従来の表面がパリパリしたドーナツは、例えば、フライしたドーナツをさらに焼成する方法、折パイ製法や練りパイ製法によって作製されたいわゆるパイ生地をフライする方法、冷凍焼成パンを解凍後フライする方法などにより製造されることが知られている(特許文献1~3)。

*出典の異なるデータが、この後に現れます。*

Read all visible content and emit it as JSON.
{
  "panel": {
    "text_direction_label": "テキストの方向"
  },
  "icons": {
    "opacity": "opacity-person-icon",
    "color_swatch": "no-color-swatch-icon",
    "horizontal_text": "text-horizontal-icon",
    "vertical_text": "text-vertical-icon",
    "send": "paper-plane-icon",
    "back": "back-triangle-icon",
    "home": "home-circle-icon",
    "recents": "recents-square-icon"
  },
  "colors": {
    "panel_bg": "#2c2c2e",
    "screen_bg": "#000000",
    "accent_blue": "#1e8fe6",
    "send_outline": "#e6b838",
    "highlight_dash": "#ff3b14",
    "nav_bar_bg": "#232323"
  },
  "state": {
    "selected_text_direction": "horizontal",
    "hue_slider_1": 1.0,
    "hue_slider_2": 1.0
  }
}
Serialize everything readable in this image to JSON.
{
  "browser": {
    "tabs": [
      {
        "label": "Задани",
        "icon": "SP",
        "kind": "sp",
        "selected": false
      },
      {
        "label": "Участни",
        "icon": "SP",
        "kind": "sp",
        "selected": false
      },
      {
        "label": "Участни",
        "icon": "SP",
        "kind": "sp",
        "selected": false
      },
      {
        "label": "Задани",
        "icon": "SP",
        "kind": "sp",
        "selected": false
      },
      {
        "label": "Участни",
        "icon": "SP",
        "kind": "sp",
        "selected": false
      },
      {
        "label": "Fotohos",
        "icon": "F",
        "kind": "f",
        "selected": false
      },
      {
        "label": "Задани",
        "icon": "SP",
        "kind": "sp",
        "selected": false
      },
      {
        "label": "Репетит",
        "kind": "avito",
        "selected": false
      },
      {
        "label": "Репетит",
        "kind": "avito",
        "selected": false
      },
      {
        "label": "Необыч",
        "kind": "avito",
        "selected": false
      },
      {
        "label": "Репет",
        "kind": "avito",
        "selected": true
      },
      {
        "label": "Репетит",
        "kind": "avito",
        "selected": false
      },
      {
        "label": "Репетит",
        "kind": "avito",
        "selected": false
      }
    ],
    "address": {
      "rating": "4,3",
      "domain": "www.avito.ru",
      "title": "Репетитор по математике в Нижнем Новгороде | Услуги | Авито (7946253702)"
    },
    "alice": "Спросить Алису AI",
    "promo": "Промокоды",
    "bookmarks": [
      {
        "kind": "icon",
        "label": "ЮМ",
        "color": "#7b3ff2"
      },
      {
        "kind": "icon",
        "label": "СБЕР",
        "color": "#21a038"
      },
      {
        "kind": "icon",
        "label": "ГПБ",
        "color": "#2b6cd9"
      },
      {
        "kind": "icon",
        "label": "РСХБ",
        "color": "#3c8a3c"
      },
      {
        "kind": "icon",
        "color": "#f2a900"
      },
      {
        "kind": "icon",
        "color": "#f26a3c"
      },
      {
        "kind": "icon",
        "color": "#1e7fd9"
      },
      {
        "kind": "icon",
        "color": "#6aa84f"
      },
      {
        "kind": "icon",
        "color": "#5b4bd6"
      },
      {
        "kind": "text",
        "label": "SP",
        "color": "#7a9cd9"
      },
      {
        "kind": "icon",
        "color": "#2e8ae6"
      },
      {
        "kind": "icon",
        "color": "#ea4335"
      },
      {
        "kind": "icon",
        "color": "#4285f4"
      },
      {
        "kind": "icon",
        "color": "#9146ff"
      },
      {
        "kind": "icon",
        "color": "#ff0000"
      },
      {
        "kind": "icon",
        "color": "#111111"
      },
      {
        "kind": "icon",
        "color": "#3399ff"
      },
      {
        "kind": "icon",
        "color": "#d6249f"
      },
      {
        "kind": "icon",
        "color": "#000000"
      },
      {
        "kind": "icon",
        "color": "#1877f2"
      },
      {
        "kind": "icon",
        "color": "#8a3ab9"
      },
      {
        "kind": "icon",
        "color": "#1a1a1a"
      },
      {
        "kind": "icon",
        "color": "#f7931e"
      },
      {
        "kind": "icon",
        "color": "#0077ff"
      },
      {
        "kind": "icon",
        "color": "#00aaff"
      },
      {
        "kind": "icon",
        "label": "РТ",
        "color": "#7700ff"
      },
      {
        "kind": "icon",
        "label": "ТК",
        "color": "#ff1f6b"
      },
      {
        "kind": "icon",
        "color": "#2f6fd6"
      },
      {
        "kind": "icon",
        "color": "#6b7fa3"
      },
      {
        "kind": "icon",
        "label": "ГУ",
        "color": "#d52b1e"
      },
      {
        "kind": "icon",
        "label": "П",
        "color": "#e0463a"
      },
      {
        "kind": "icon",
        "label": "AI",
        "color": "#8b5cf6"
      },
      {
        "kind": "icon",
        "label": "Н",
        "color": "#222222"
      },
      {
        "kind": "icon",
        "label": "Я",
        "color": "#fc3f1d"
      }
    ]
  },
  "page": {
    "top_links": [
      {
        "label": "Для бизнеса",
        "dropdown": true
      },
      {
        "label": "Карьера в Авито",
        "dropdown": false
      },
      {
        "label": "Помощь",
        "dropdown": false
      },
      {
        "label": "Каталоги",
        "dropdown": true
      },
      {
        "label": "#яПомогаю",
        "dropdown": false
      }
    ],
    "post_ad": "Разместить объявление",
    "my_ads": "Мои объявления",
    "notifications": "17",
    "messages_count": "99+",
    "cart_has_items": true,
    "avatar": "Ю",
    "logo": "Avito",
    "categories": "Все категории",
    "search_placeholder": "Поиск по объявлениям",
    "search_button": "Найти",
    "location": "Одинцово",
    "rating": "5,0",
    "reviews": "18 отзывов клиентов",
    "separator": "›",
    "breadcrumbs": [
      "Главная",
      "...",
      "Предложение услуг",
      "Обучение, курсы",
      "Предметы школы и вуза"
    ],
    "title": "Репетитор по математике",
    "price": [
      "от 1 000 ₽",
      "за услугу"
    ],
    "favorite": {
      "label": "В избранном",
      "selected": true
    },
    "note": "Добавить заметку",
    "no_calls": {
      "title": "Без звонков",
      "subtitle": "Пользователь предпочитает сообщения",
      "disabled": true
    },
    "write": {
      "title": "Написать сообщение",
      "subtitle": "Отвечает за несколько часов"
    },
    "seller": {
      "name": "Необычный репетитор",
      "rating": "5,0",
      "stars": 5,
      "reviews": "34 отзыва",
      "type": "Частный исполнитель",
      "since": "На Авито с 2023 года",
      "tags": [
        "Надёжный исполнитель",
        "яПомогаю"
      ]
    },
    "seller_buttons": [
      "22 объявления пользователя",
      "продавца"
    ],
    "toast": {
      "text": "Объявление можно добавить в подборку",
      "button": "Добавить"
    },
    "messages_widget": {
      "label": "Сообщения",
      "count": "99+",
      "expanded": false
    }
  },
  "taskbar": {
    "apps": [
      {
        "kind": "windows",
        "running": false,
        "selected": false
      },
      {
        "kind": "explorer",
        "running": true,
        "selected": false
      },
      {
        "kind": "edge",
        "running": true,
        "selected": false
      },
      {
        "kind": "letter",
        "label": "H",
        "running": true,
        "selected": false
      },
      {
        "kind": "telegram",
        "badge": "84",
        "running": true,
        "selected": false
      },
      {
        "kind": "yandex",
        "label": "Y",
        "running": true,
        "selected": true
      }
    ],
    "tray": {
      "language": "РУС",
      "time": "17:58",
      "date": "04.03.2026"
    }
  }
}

また、特許文献4には、油っぽさを抑え、サクサクした食感のフライドベーカリー食品を製造する方法として、一定の組成の粒状澱粉組成物を小麦粉に配合することを特徴とする方法が開示されている。特許文献5には、グルタチオン高含有乾燥酵母を添加することにより、油ちょうした際の吸油量が抑制され、かつサクサクした食感の油ちょう食品を製造できることが記載されている。特許文献6には、ホスホリパーゼまたはガラクトリパーゼ活性を有する脂肪分解酵素を含んで成る生地を用いることによりパリパリした食感の揚げスナック製品等を製造できることが記載されている。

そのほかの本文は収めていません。